KFUE
- Buckeye, Arizona; United States;
- Broadcast area: Phoenix West Valley
- Frequency: 106.7 MHz
- Branding: Fuego 106.7

Programming
- Languages: Spanish, English
- Format: Bilingual rhythmic

Ownership
- Owner: Entravision Communications; (Entravision Holdings, LLC);
- Sister stations: KLNZ; KVVA-FM;

History
- First air date: 1992 (as KMJK at 106.9)
- Former call signs: KYNI (1991, CP); KMJK (1991–2001); KDVA (2001–2024);
- Former frequencies: 106.9 MHz (1992–2023)
- Call sign meaning: fuego (Spanish), or fire

Technical information
- Licensing authority: FCC
- Facility ID: 2750
- Class: A
- ERP: 6,000 watts
- HAAT: 93 meters (305 ft)
- Transmitter coordinates: 33°27′1″N 112°35′58″W﻿ / ﻿33.45028°N 112.59944°W
- Repeater: 107.1 KVVA-FM HD2 (Sun Lakes)

Links
- Public license information: Public file; LMS;
- Webcast: Listen live
- Website: KFUE Online

= KFUE =

Radio station in Buckeye, Arizona

KFUE (106.7 FM, "Fuego 106.7") is a commercial radio station licensed to Buckeye, Arizona. It broadcasts a bilingual rhythmic radio format, serving the western portion of the Phoenix metropolitan area (known as the West Valley). The station is owned by Entravision Communications, with studios near Sky Harbor Airport.

KFUE has an effective radiated power (ERP) of 6,000 watts as a Class A station. The transmitter is off Miller Road in Buckeye, north of Interstate 10.

==History==

===Urban AC KMJK===
The station signed on the air in 1992 at 106.9 MHz. The original call sign was KMJK and it aired an urban adult contemporary radio format. KMJK was constructed as a docket 80-90 construction permit to facilitate minority ownership. The original licensee and architect was Arthur Mobley. KMJK was owned and operated by Mobley Broadcasting Incorporated and also had talk, sports and news segments, aimed at Phoenix's African-American community.

In 1994, the license was transferred by Mobley to Arizona Radio, Inc., an affiliate of Syndicated Communications Venture Partners (Syncom), a minority investment fund based in Silver Spring, Maryland. Despite the ownership change, Mobley maintained operating control. KMJK continued its Urban AC sound.

===KDVA Romántica, Estrella and Suavecita===
On December 7, 2000, Entravision acquired both KVVA-FM and KMJK and combined the two into a simulcast for its "Radio Romántica" format. FM 106.9 was assigned the KDVA call letters by the Federal Communications Commission (FCC) on February 1, 2001.

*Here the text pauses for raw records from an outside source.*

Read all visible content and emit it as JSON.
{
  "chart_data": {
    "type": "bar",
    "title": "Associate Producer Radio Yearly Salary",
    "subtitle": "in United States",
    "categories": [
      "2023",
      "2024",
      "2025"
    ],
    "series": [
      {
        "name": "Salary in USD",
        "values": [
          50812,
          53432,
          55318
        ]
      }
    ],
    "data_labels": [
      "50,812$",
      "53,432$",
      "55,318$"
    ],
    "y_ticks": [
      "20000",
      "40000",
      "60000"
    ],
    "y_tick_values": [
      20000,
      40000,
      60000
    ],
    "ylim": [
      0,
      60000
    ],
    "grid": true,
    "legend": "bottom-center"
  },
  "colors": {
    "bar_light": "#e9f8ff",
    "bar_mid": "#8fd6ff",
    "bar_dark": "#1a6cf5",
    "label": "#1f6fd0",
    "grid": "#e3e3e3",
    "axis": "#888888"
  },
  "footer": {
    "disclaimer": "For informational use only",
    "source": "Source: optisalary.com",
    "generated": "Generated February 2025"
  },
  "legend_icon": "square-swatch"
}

In 2005 KDVA switched to a format branded as "Super Estrella" as part of the "Super Estrella" satellite network. In 2011, it changed to the "Radio José" branding while maintaining a similar format. In 2018, the "La Suavecita" branding and format were put in place on both KDVA and KVVA-FM.

In 2010 and again in 2017, the station filed to move to 106.7 MHz. The latter application was denied in July 2018 because it was contingent on KVVA-FM moving to another transmitter site. That was denied by the FCC in order to license Aguila's KAZV.

On October 30, 2023, KDVA moved from 106.9 FM to 106.7 FM and rebranded as "La Suavecita 106.7/107.1".

===KFUE Fuego 106.7===
Entravision launched the bilingual rhythmic "Fuego" brand in Phoenix on April 15, 2024, becoming "Fuego 106.7" under new KFUE call letters.